Returning to our example, we may add that Zulus are not merely different from Slovenes. More specifically, they are less intelligent, less inhibited, more violent, and more inclined to live in the present and neglect planning for the future, and the damage this would do to Slovene society would more than cancel out any economic value some of them might contribute. Slovenia could not survive a million Zulus, and is under no obligation to make the experiment.
For the consistent liberal, however, nations have no intrinsic existence. They are mere aggregates, virtually random aggregates, of individuals. So a universal human right of migration is really only a first step toward the ultimate liberal goal of a planetary market unhindered by borders or distinctions of any kind. This final goal is known today as globalism, and it is nothing new but has been implicit in the logic of liberalism itself from the beginning, when the doctrine was first clearly formulated by John Locke. Distinctions between nations, families, the two sexes, religious and other cultural traditions—all are conceived by the globalist as limitations upon the spread of market relations and therefore enemies to be defeated and eradicated. But such identities and distinctions are also what make life worth living to billions of human beings, including to many liberals themselves, few of whom are perfectly self-consistent.

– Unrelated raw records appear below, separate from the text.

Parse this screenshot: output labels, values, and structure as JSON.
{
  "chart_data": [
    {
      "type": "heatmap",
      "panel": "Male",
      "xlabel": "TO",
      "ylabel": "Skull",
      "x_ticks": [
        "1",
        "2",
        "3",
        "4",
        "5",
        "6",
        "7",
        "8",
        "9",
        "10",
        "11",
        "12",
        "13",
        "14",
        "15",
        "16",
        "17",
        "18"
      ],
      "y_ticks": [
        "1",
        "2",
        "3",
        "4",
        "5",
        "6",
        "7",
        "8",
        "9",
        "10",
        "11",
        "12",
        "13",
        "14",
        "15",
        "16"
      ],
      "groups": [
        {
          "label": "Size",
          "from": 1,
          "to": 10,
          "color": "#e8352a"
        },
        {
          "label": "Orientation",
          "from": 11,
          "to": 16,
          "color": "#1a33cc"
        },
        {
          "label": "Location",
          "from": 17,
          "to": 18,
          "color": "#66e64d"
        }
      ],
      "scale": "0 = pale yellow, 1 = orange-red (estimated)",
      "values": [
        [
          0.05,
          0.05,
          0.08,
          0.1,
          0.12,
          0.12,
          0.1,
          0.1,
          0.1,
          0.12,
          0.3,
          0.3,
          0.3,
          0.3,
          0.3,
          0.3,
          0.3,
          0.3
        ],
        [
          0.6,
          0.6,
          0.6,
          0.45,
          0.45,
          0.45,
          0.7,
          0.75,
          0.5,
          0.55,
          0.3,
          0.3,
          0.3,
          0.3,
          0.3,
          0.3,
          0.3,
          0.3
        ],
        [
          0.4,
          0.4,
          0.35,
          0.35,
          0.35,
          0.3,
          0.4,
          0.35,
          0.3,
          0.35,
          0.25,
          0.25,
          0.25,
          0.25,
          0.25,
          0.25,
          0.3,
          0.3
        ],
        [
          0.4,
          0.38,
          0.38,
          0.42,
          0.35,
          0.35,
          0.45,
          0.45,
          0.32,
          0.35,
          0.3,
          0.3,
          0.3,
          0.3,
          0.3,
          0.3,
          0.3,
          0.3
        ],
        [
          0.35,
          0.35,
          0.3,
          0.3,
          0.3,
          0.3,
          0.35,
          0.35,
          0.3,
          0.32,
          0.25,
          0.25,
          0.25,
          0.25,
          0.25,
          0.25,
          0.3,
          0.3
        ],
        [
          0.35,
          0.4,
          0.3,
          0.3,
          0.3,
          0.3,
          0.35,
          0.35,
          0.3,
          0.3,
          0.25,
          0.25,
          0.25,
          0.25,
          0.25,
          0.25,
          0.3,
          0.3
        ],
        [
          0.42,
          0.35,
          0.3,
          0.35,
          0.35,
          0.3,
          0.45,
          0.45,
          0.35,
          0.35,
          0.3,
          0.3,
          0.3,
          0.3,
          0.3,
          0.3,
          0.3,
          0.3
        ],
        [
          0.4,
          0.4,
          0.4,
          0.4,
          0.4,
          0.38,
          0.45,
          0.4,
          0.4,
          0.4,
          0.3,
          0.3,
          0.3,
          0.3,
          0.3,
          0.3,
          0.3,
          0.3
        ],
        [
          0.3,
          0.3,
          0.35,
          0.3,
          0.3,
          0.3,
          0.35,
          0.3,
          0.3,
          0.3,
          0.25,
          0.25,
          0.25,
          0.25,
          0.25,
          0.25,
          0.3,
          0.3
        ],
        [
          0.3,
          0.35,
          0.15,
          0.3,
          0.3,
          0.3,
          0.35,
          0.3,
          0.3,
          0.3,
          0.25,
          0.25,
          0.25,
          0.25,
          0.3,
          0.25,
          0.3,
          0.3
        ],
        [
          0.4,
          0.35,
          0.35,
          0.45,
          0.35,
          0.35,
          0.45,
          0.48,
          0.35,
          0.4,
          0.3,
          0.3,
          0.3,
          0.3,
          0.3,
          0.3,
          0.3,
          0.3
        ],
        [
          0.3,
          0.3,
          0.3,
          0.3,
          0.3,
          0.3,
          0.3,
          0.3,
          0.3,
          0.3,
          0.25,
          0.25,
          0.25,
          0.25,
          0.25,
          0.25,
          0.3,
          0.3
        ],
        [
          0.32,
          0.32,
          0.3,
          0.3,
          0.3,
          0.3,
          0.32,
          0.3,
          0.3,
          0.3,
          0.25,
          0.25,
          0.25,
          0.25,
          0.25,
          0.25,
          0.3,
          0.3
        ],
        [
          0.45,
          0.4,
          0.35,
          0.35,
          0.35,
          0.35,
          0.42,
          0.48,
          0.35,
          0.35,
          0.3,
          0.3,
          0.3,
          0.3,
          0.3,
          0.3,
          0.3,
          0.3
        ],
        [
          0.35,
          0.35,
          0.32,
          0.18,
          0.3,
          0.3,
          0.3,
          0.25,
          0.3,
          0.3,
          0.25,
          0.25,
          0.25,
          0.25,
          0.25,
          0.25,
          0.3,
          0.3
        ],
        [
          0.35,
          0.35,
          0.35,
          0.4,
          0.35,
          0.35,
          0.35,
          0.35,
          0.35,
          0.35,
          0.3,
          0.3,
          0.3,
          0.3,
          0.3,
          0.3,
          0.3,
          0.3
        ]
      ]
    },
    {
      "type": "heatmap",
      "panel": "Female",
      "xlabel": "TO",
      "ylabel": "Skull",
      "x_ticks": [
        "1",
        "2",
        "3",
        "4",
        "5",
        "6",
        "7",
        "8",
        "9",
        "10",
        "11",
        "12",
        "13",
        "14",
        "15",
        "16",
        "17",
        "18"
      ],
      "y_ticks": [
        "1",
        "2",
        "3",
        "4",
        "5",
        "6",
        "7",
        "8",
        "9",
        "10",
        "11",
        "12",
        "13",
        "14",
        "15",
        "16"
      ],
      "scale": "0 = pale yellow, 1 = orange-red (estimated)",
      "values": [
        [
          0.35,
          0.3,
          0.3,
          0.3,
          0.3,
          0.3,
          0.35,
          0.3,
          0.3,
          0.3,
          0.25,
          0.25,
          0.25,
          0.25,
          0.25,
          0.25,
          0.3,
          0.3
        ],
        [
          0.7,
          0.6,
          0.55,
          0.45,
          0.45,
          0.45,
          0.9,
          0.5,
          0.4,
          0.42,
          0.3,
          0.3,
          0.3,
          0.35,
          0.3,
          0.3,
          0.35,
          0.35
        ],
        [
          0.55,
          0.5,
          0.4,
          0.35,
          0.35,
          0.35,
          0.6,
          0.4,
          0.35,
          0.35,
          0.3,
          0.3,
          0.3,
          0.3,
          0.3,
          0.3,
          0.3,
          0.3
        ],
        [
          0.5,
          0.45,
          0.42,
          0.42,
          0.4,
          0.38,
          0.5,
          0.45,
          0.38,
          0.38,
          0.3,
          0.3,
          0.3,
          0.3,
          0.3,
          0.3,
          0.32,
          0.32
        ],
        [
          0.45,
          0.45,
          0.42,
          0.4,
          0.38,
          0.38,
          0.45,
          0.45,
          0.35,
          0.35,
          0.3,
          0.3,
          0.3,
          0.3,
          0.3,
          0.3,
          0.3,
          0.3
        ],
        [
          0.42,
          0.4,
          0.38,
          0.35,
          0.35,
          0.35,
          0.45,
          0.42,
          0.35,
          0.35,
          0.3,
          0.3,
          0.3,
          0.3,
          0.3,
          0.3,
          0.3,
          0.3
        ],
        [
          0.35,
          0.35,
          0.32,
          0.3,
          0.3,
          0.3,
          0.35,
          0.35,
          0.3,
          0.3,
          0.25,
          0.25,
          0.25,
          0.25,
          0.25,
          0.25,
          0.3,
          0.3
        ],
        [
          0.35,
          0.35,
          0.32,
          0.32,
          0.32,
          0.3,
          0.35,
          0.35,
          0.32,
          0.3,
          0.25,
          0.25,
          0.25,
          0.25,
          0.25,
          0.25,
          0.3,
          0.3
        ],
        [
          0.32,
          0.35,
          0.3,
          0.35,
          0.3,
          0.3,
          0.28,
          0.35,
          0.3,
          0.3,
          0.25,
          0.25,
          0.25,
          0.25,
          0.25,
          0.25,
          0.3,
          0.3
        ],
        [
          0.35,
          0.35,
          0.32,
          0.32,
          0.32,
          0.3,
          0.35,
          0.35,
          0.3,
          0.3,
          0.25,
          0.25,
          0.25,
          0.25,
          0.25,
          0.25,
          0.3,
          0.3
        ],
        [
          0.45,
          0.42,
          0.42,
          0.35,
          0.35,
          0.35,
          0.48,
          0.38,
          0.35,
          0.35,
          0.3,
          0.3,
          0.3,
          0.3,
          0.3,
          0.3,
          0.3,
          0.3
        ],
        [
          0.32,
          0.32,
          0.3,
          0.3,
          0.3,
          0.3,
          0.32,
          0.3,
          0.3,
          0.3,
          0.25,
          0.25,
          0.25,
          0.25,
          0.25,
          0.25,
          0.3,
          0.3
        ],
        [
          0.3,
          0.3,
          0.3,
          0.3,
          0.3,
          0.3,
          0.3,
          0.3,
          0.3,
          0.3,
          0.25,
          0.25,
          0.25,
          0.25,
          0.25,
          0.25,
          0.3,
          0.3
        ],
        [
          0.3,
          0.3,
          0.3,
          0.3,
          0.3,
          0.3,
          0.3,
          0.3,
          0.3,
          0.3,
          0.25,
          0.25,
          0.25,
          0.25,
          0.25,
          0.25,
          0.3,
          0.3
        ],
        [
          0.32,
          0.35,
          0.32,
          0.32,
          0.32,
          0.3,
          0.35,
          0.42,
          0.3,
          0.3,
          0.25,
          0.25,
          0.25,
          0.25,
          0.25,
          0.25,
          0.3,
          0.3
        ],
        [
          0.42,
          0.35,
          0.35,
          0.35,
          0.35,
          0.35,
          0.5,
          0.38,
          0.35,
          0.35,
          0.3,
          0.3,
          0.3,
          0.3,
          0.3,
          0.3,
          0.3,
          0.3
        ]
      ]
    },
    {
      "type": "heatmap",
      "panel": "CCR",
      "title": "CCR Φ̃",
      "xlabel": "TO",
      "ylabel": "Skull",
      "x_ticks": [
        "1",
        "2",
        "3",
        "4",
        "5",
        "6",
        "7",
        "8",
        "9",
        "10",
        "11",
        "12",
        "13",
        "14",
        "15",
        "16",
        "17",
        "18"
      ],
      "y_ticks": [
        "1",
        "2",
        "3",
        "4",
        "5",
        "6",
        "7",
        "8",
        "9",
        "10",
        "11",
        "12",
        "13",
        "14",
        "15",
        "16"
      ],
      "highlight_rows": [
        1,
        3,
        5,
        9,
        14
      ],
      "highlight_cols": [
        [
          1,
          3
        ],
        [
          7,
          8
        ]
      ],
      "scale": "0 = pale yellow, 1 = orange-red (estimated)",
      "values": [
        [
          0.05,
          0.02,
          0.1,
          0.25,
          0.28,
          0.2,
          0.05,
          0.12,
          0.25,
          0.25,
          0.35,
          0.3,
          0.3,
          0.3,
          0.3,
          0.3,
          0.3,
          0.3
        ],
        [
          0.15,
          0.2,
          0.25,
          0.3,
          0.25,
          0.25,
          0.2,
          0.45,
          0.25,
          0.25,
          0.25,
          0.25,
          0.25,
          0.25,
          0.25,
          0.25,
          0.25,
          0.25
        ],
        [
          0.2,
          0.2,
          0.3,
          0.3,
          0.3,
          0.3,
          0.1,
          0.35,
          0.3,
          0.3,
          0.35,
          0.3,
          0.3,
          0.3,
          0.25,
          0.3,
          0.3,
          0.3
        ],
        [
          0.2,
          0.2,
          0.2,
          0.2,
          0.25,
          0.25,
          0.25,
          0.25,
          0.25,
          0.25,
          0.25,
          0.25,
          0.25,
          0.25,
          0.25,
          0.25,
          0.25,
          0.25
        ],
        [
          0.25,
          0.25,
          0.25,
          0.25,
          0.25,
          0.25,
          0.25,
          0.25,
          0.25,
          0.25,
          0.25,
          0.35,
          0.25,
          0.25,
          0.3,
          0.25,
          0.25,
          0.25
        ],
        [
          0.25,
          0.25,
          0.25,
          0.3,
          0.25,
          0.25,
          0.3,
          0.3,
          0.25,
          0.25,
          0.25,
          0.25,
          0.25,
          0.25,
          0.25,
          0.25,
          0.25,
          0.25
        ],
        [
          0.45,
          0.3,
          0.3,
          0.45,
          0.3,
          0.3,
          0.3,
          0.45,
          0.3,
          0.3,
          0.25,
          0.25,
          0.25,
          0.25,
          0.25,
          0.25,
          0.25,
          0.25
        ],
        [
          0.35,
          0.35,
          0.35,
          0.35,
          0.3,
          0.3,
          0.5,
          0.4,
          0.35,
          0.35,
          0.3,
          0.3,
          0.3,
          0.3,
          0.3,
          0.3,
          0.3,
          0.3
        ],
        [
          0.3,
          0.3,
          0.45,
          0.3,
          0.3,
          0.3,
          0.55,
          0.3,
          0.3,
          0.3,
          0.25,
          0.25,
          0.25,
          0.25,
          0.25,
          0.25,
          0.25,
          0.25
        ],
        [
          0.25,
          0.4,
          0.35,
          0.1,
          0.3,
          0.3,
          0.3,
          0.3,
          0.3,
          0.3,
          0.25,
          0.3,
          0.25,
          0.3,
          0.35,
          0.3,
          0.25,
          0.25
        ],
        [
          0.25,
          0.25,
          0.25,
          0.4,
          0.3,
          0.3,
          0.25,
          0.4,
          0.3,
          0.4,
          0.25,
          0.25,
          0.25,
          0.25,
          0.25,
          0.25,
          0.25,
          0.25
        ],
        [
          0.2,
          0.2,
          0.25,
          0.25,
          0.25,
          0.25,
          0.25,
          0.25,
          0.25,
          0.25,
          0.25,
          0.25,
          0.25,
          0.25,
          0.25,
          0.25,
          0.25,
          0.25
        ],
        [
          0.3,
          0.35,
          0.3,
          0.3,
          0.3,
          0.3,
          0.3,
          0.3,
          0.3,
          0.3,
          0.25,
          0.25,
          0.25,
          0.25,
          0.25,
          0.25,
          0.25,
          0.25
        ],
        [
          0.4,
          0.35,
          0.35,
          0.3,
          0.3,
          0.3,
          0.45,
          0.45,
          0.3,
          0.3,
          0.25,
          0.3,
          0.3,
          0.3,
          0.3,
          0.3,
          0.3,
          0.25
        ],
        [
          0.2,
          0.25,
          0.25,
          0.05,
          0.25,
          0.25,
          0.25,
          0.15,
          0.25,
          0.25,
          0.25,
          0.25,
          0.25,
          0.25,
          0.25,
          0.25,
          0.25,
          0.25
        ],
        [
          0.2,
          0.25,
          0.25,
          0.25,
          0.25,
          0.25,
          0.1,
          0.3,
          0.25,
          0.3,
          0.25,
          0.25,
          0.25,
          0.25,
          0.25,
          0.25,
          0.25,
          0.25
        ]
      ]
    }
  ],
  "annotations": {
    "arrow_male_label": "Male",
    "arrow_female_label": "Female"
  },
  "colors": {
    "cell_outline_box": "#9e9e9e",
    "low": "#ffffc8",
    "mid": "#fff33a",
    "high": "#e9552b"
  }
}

All of this makes up a damning bill of indictment against liberalism. Perhaps it is only fair to stop and ask whether this way of thinking really has nothing to its credit. One can certainly make a case that it does. We ought to remember, and Benoist reminds us, that the original inspiration for liberalism lay in a determined effort to put an end to the wars of religion which devastated Europe in the sixteenth and seventeenth centuries. This is the historical source of the liberal search for a form of government neutral with regards to the ends of human life, and it was obviously a legitimate concern. In later generations, liberal thinking influenced the movement to abolish slavery around the world. Most economists have worked within the liberal tradition, and have certainly illuminated the workings of the market economy even for those of us who do not accept the philosophical premises of liberalism. The liberal economist Ludwig von Mises may well have done a better job of demonstrating the unfeasibility of socialism than any antiliberal thinker or throne-and-altar restorationist.

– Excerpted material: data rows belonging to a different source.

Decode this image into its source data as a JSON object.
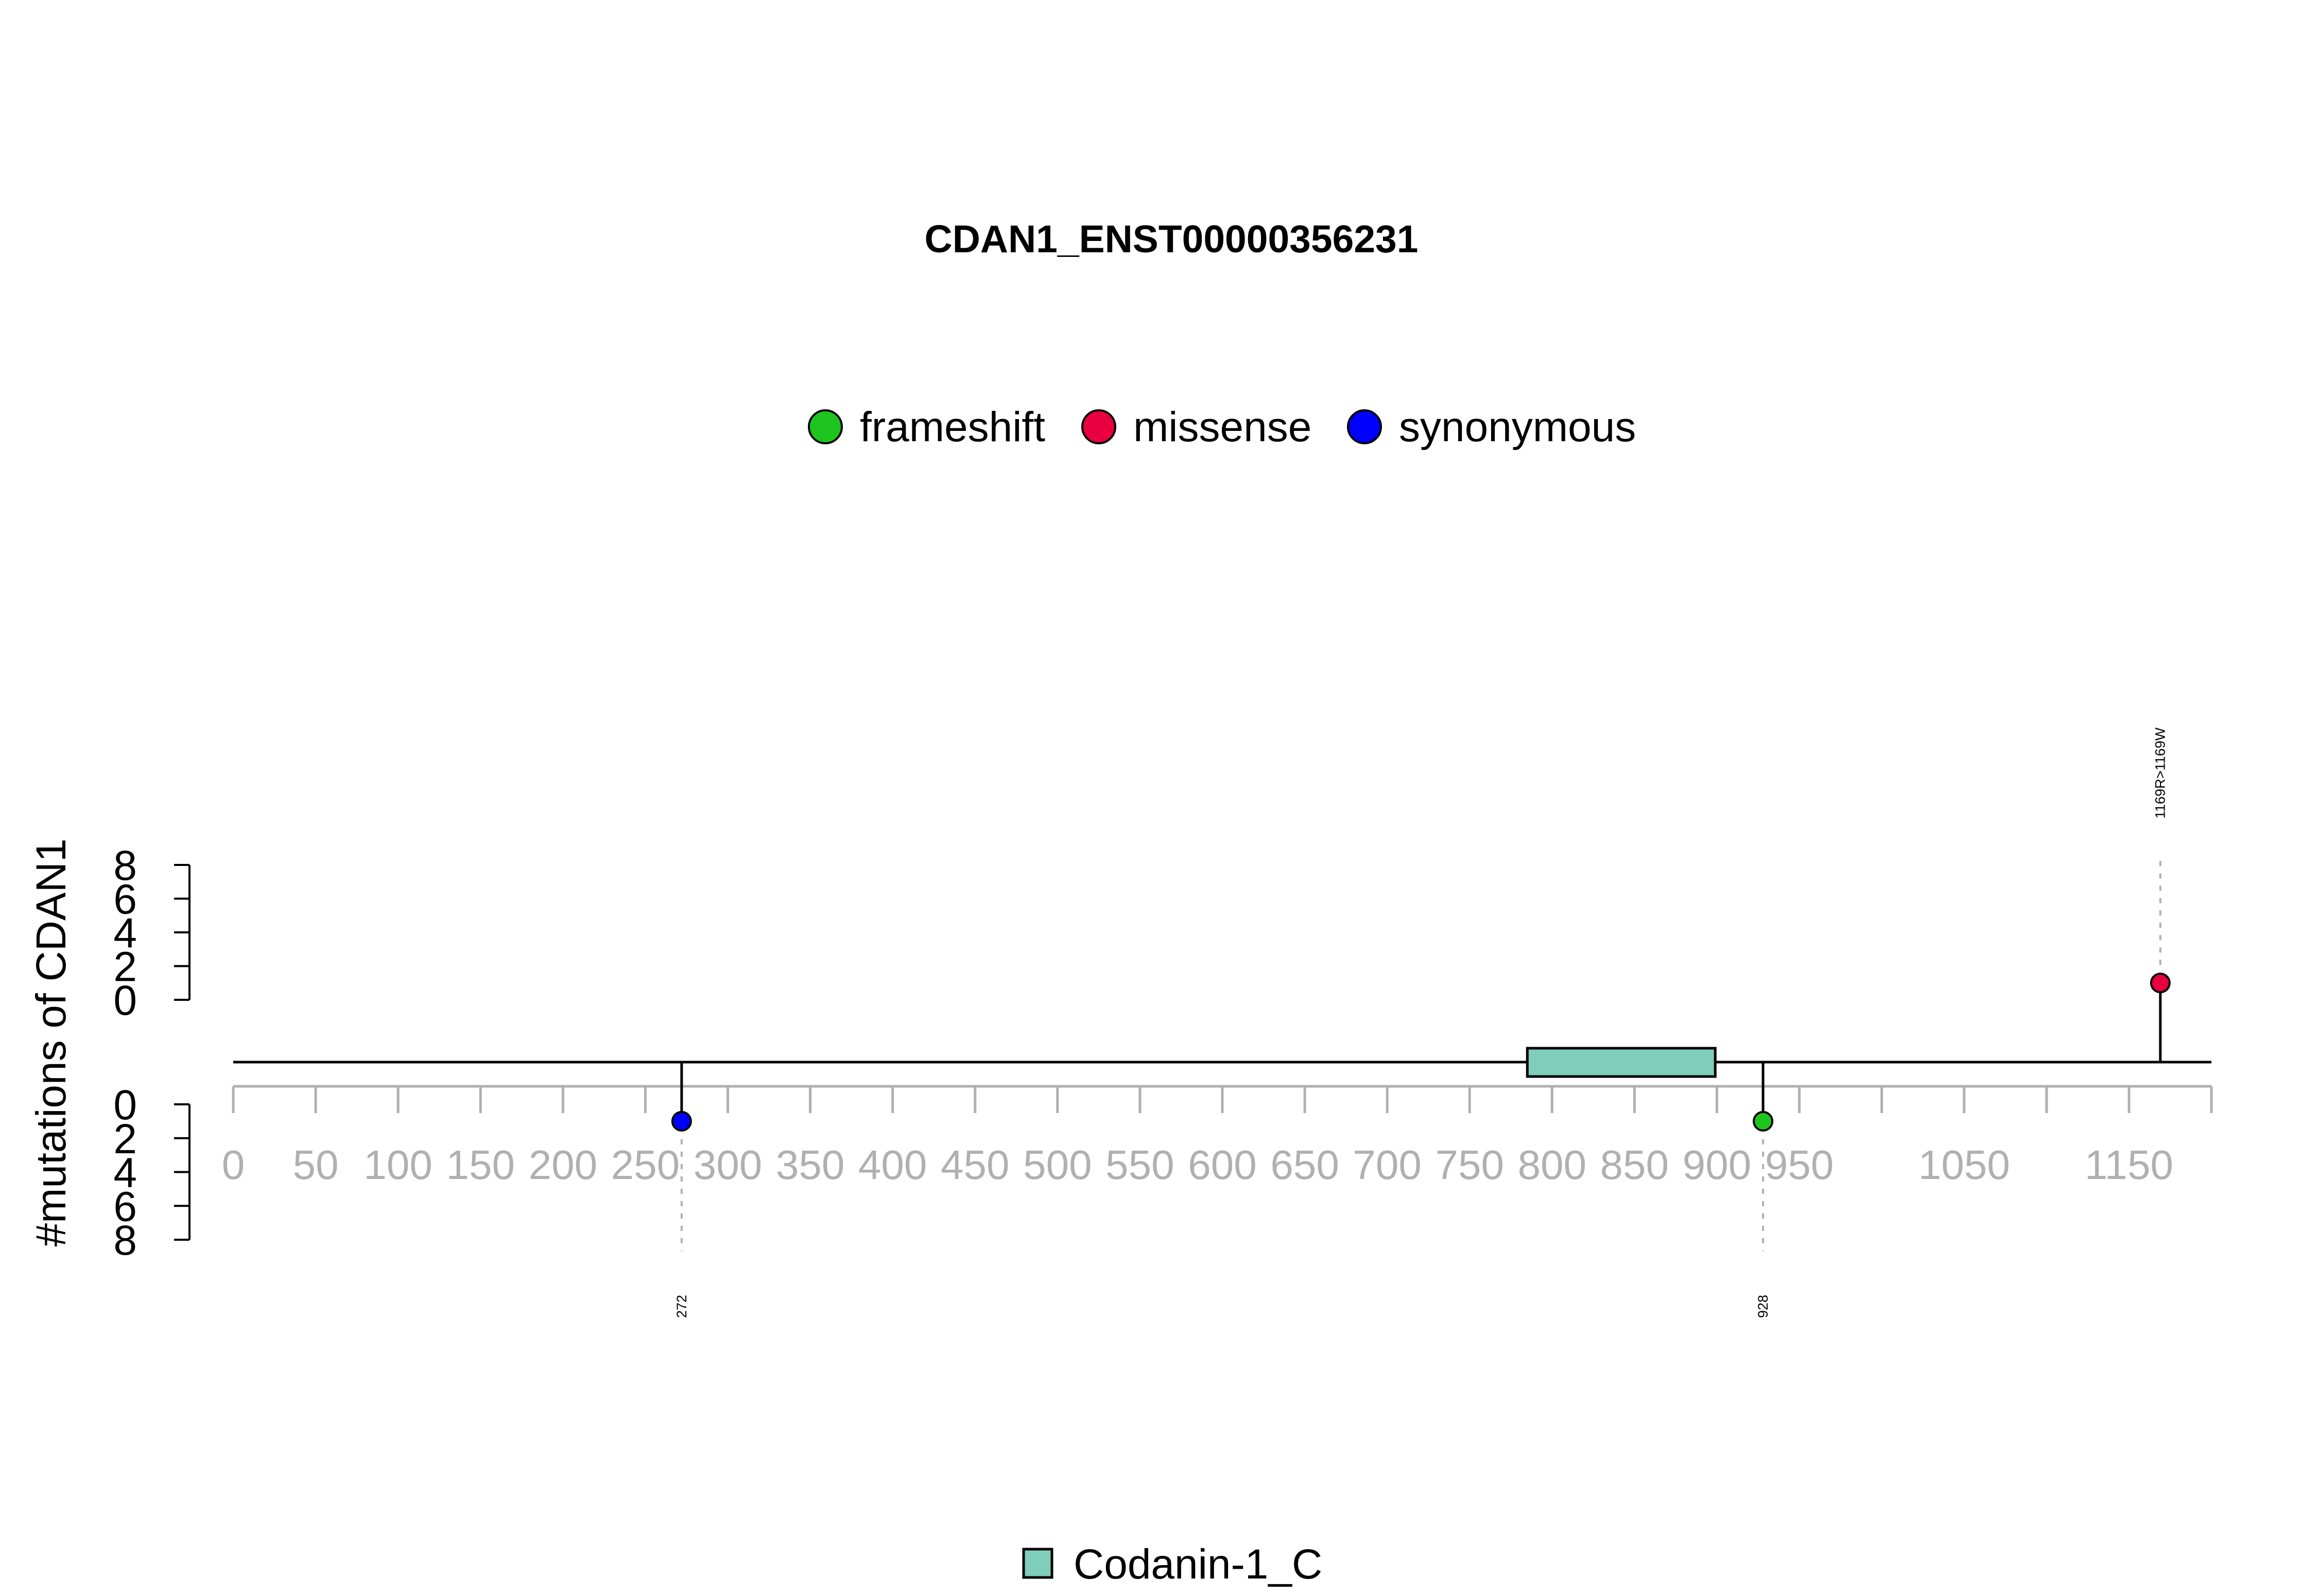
{
  "chart_data": {
    "type": "lollipop",
    "title": "CDAN1_ENST00000356231",
    "ylabel": "#mutations of CDAN1",
    "legend": {
      "placement": "top-center",
      "entries": [
        {
          "label": "frameshift",
          "color": "#1ec51e"
        },
        {
          "label": "missense",
          "color": "#e8003f"
        },
        {
          "label": "synonymous",
          "color": "#0000ff"
        }
      ]
    },
    "xlim": [
      0,
      1200
    ],
    "x_ticks": [
      0,
      50,
      100,
      150,
      200,
      250,
      300,
      350,
      400,
      450,
      500,
      550,
      600,
      650,
      700,
      750,
      800,
      850,
      900,
      950,
      1000,
      1050,
      1100,
      1150,
      1200
    ],
    "x_tick_labels": [
      0,
      50,
      100,
      150,
      200,
      250,
      300,
      350,
      400,
      450,
      500,
      550,
      600,
      650,
      700,
      750,
      800,
      850,
      900,
      950,
      1050,
      1150
    ],
    "y_ticks_upper": [
      0,
      2,
      4,
      6,
      8
    ],
    "y_ticks_lower": [
      0,
      2,
      4,
      6,
      8
    ],
    "domains": [
      {
        "name": "Codanin-1_C",
        "start": 785,
        "end": 899,
        "color": "#7fcdbb"
      }
    ],
    "mutations": [
      {
        "position": 272,
        "count": 1,
        "type": "synonymous",
        "label": "272",
        "side": "lower"
      },
      {
        "position": 928,
        "count": 1,
        "type": "frameshift",
        "label": "928",
        "side": "lower"
      },
      {
        "position": 1169,
        "count": 1,
        "type": "missense",
        "label": "1169R>1169W",
        "side": "upper"
      }
    ]
  }
}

We should also emphasize that nothing in Alain de Benoist’s critique of liberalism suggests he would endorse a centrally planned command economy. But then, there is no reason for our thinking about liberalism to remain beholden to such Cold War oppositions. The best and most humane society will have a market, but it will not be a market society in the sense of transforming all social relations into market relations. Exchange with a view to private profit is not immoral. It is a legitimate part of the life of a community, enabling individuals to achieve their private ends more successfully, exactly as liberals point out. As with so many other historically influential doctrines, liberalism falls into error by mistaking a part for the whole, by interpreting economic relations as the foundation of all human relations. At the most fundamental level, liberalism is an anthropological error that consists in treating as self-sufficient the human individual who by his very nature is connected to his fellow-humans through ties of blood and mutual assistance—as Aristotle already saw two millennia before the emergence of liberalism.